[apparmor] [RFC] [patch] Makefile automatically fallback to USE_SYSTEM=1

John Johansen john.johansen at canonical.com
Tue Mar 11 23:41:34 UTC 2014


On 03/11/2014 03:51 PM, Steve Beattie wrote:
> On Tue, Mar 11, 2014 at 12:22:19PM -0700, John Johansen wrote:
>> On 03/11/2014 11:52 AM, Steve Beattie wrote:
>>> I'm still mulling/trying to remember the arguments from when we added
>>> USE_SYSTEM so I don't have a yay or nay on this patch.
>>
>> I don't remember it either, but I am finding the current behavior a
>> major annoyance. This or something like it doesn't have to make it
>> upstream but I will continue to use it, which is why the RFC.
> 
> Alright, I've refreshed my memory. Initially, I had implemented
> the behavior you wanted, except that I did it poorly because the
> in-tree apparmor.h header would always be found and used; however,
> if the library wasn't built, then the system one would be used. It
> was rightly pointed out that having a mismatch of header to library
> was setting up someone for a bad failure.
> 
yeah

> Others have argued that the fallback behavior is dangerous even if
> implemented correctly. I'm not entirely convinced of that, but I
I can see that argument, I obviously disagree but ...

> will continue to strenuously argue that using the in-tree library
> is the safer and preferred option, and depending on the age of the
> libapparmor on the platform you're building on, you may suffer from
> compilation failures (for example, trunk parser fails to compile
> against the libapparmor provided by Ubuntu 13.10).
> 
yes

> On Tue, Mar 11, 2014 at 12:27:27PM -0700, John Johansen wrote:
>> On 03/09/2014 09:36 AM, Christian Boltz wrote:
>>> I understand why you like this behaviour, but I don't like it too much 
>>> because it introduces some "surprising" behaviour. (And I doubt someone 
>>> reads the warning if the test succeeds ;-)
>>>
>> I'm not sure why its a surprising behavior, but okay. Question is who
>> do you see the consumer as?
> 
> We have multiple consumers: developers (like you and me), distribution
> packagers (who may or may not be following bikeshedding discussions
> about build behavior and build ordering), and end users (who
> have similar issues as distributors, though granted an end user is
> typically pulling our tarball because their platform doesn't provide
> apparmor, so there's no system libapparmor to build against to
well that or they want to upgrade one part of apparmor, and their
distribution hasn't upgraded it yet. There are all kinds of reasons
to want a new parser or tools without having a new lib.

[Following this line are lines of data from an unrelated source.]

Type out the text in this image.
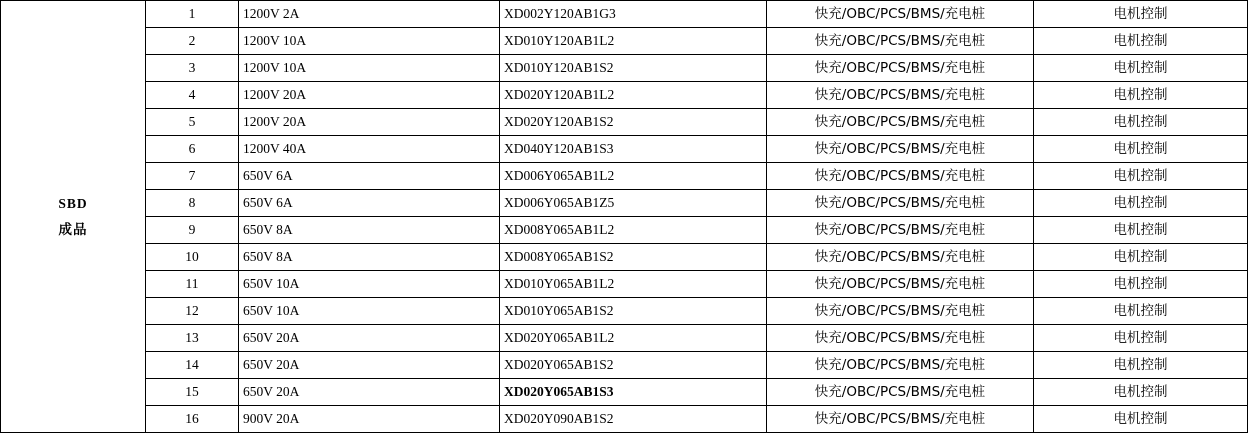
SBD
成品	1	1200V 2A	XD002Y120AB1G3	快充/OBC/PCS/BMS/充电桩	电机控制
	2	1200V 10A	XD010Y120AB1L2	快充/OBC/PCS/BMS/充电桩	电机控制
	3	1200V 10A	XD010Y120AB1S2	快充/OBC/PCS/BMS/充电桩	电机控制
	4	1200V 20A	XD020Y120AB1L2	快充/OBC/PCS/BMS/充电桩	电机控制
	5	1200V 20A	XD020Y120AB1S2	快充/OBC/PCS/BMS/充电桩	电机控制
	6	1200V 40A	XD040Y120AB1S3	快充/OBC/PCS/BMS/充电桩	电机控制
	7	650V 6A	XD006Y065AB1L2	快充/OBC/PCS/BMS/充电桩	电机控制
	8	650V 6A	XD006Y065AB1Z5	快充/OBC/PCS/BMS/充电桩	电机控制
	9	650V 8A	XD008Y065AB1L2	快充/OBC/PCS/BMS/充电桩	电机控制
	10	650V 8A	XD008Y065AB1S2	快充/OBC/PCS/BMS/充电桩	电机控制
	11	650V 10A	XD010Y065AB1L2	快充/OBC/PCS/BMS/充电桩	电机控制
	12	650V 10A	XD010Y065AB1S2	快充/OBC/PCS/BMS/充电桩	电机控制
	13	650V 20A	XD020Y065AB1L2	快充/OBC/PCS/BMS/充电桩	电机控制
	14	650V 20A	XD020Y065AB1S2	快充/OBC/PCS/BMS/充电桩	电机控制
	15	650V 20A	XD020Y065AB1S3	快充/OBC/PCS/BMS/充电桩	电机控制
	16	900V 20A	XD020Y090AB1S2	快充/OBC/PCS/BMS/充电桩	电机控制
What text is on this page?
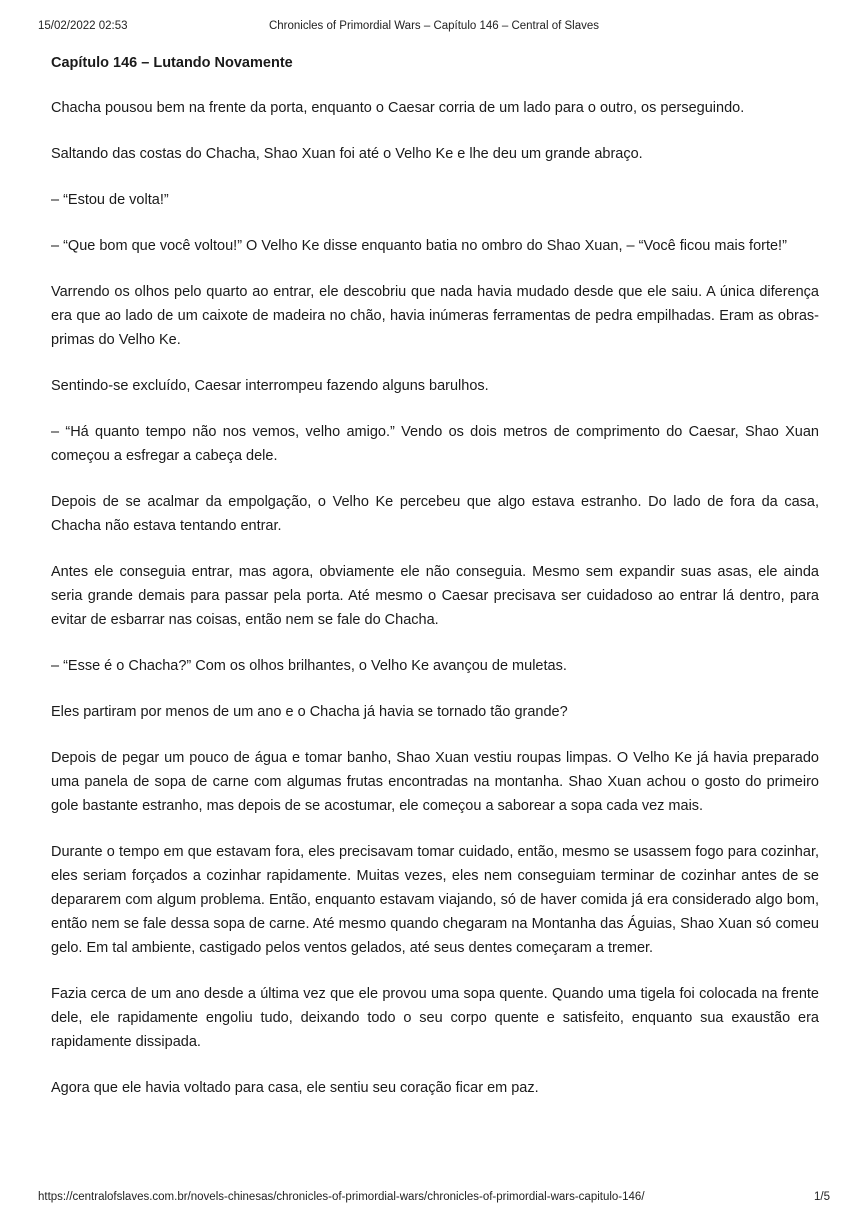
15/02/2022 02:53	Chronicles of Primordial Wars – Capítulo 146 – Central of Slaves
Capítulo 146 – Lutando Novamente

Chacha pousou bem na frente da porta, enquanto o Caesar corria de um lado para o outro, os perseguindo.

Saltando das costas do Chacha, Shao Xuan foi até o Velho Ke e lhe deu um grande abraço.

– “Estou de volta!”

– “Que bom que você voltou!” O Velho Ke disse enquanto batia no ombro do Shao Xuan, – “Você ficou mais forte!”

Varrendo os olhos pelo quarto ao entrar, ele descobriu que nada havia mudado desde que ele saiu. A única diferença era que ao lado de um caixote de madeira no chão, havia inúmeras ferramentas de pedra empilhadas. Eram as obras-primas do Velho Ke.

Sentindo-se excluído, Caesar interrompeu fazendo alguns barulhos.

– “Há quanto tempo não nos vemos, velho amigo.” Vendo os dois metros de comprimento do Caesar, Shao Xuan começou a esfregar a cabeça dele.

Depois de se acalmar da empolgação, o Velho Ke percebeu que algo estava estranho. Do lado de fora da casa, Chacha não estava tentando entrar.

Antes ele conseguia entrar, mas agora, obviamente ele não conseguia. Mesmo sem expandir suas asas, ele ainda seria grande demais para passar pela porta. Até mesmo o Caesar precisava ser cuidadoso ao entrar lá dentro, para evitar de esbarrar nas coisas, então nem se fale do Chacha.

– “Esse é o Chacha?” Com os olhos brilhantes, o Velho Ke avançou de muletas.

Eles partiram por menos de um ano e o Chacha já havia se tornado tão grande?

Depois de pegar um pouco de água e tomar banho, Shao Xuan vestiu roupas limpas. O Velho Ke já havia preparado uma panela de sopa de carne com algumas frutas encontradas na montanha. Shao Xuan achou o gosto do primeiro gole bastante estranho, mas depois de se acostumar, ele começou a saborear a sopa cada vez mais.

Durante o tempo em que estavam fora, eles precisavam tomar cuidado, então, mesmo se usassem fogo para cozinhar, eles seriam forçados a cozinhar rapidamente. Muitas vezes, eles nem conseguiam terminar de cozinhar antes de se depararem com algum problema. Então, enquanto estavam viajando, só de haver comida já era considerado algo bom, então nem se fale dessa sopa de carne. Até mesmo quando chegaram na Montanha das Águias, Shao Xuan só comeu gelo. Em tal ambiente, castigado pelos ventos gelados, até seus dentes começaram a tremer.

Fazia cerca de um ano desde a última vez que ele provou uma sopa quente. Quando uma tigela foi colocada na frente dele, ele rapidamente engoliu tudo, deixando todo o seu corpo quente e satisfeito, enquanto sua exaustão era rapidamente dissipada.

Agora que ele havia voltado para casa, ele sentiu seu coração ficar em paz.

https://centralofslaves.com.br/novels-chinesas/chronicles-of-primordial-wars/chronicles-of-primordial-wars-capitulo-146/	1/5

> begin with).  It's definitely not out of the realm of possibilities
> for a distribution packager to not build stuff in the right order
> (i.e. not build libapparmor first), such that some things get built
> with the system libapparmor.
> 
true enough

>>> Thinking about it - can you implement an additional condition like 
>>> "file common/enable-auto-fallback-to-USE_SYSTEM exists" (or an 
>>> environment variable you set in .bashrc, but a file sounds better)?
>>>
>>> That would mean people have to actively opt-in to the automatical 
>>> fallback by touch'ing the file once in their bzr checkout. This would 
>>> fix the "surprise" part.
>>>
>>> With the opt-in file added, the patch looks good to me.
>>>
>> using a file is possible, but how about opt-out instead? It would be
>> easy to add USE_SYSTEM=0, to opt-out. So if USE_SYSTEM is defined
>> (either 0 or 1) you get one or the other behavior other wise it tries
>> to build against one then the other
> 
> Are you intending this behavior for just the regression tests or for
> everywhere in the tree that libapparmor is made use of?
> 
That really was part of the question, but I wanted the discussion before
I put any effort into fixing it else where. I very much want it for the
parser and kernel regression tests.

> I'm okay with this approach (particularly since I already tried to
> implement fallback behavior once poorly), so long as a warning is
> given if falling back. And if your intended scope is across the tree,
> that we encourage distros to build with USE_SYSTEM=0 in addition to
> the VERBOSE=1 we already recommend.
> 
yes

> In any event, all of this serves as a reminder to be careful with
> the libapparmor ABI/API.
> 
Right test wise we are going to want to come up with some more
smarts so that the build system can drop certain tests when it
hits old libraries etc.

For me this is very necessary because we get all kinds of combinations
between kernels and userspaces, and we need to be testing for these
making sure the new kernels work with old userspaces etc.